Une des tâches les plus difficiles dans le domaine de la chimie analytique
L’analyse des composants exacts du pétrole est une des tâches les plus difficiles dans le domaine de la chimie analytique. Les échantillons sont incroyablement complexes et hétérogènes et peuvent se présenter sous différentes phases : solide, liquide ou gazeuse. Qui plus est, il est difficile de se fier sur une analyse précédente puisqu’aucun échantillon n’est semblable. Par contre, analyser le pétrole peut aussi être une tâche gratifiante, étant donné sa portée inépuisable pour l’innovation et la découverte.
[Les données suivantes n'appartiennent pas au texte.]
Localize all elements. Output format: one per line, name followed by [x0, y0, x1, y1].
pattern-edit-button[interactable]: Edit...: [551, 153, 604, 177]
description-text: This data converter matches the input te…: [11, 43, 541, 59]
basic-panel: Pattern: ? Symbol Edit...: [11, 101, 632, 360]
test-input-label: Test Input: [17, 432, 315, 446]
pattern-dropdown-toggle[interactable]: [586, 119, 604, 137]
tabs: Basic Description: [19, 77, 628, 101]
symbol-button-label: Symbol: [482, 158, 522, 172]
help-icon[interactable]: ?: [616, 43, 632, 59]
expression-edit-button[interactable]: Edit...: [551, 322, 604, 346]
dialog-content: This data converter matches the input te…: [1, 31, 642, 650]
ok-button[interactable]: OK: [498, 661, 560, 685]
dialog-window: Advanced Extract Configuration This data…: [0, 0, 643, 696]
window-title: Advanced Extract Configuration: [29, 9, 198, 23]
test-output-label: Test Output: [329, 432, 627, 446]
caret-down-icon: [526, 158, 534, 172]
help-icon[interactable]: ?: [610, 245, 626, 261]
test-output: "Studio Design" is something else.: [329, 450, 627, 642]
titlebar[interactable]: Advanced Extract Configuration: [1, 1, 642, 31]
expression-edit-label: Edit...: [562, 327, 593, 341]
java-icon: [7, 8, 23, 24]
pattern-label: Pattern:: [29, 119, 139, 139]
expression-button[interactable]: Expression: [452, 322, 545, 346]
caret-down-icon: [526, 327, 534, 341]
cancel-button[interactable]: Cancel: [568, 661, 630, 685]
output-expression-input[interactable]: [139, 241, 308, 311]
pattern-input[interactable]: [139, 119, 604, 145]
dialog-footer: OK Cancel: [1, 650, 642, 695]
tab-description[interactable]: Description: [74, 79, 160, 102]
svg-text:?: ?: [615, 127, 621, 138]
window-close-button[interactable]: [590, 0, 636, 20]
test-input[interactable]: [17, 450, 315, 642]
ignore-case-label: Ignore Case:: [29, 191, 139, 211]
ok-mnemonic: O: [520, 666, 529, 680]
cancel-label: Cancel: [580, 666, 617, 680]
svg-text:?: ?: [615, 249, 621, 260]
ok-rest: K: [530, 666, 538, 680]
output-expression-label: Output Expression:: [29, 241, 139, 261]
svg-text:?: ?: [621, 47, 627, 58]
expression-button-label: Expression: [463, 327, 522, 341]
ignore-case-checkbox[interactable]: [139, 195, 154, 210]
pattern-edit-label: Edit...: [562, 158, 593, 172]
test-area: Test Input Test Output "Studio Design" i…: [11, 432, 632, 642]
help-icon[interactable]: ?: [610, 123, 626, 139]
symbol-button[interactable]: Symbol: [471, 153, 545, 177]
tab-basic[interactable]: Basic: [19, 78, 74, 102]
Pour ces raisons, les chimistes analystes utilisent leurs connaissances et leur expérience pour concevoir des expériences visant à mieux comprendre la composition des échantillons de pétrole. Aujourd’hui, par exemple, j’analyse des hydrocarbures qui peuvent contaminer l’eau après un déversement de pétrole. Ce travail est intéressant, bien entendu, mais il présente également un côté pratique, soit les formidables avantages possibles liés au nettoyage des lieux touchés par un déversement accidentel, ainsi qu’à la protection de la végétation et des animaux sauvages.
Pour déterminer les subtilités de la composition du pétrole, j’utilise régulièrement la chromatographie, un procédé qui sépare le pétrole en ses constituants moins complexes. Les instruments de chromatographie ressemblent à de grosses boîtes grises, mais derrière toutes les portes et les panneaux se trouvent des colonnes de séparation, des fours, des pompes ainsi que des contrôleurs et des détecteurs de flux, entre autres choses.
Beaucoup plus qu’un simple chiffre sur l’écran d’ordinateur
Les échantillons sont de petites tailles, habituellement 1 ou 2 mL ou moins d’une cuillère à café, et peuvent être liquides ou gazeux. Les instruments injectent un échantillon dans le système, qui passe ensuite par un procédé de séparation des molécules ou des groupes de molécules en fonction de leurs caractéristiques chimiques. Le procédé complet peut aussi bien être court – cinq minutes – ou être long – trois heures –, selon l’expérience. Tandis que le résultat final est un simple chiffre sur l’écran d’ordinateur, le procédé pour y arriver peut être complexe et non négligeable. Et ce chiffre peut nous en dire beaucoup : quels composés se trouvent dans le pétrole, combien de ces composés sont présents ou si le pétrole répond aux normes de qualité industrielle pour la vente et le transport.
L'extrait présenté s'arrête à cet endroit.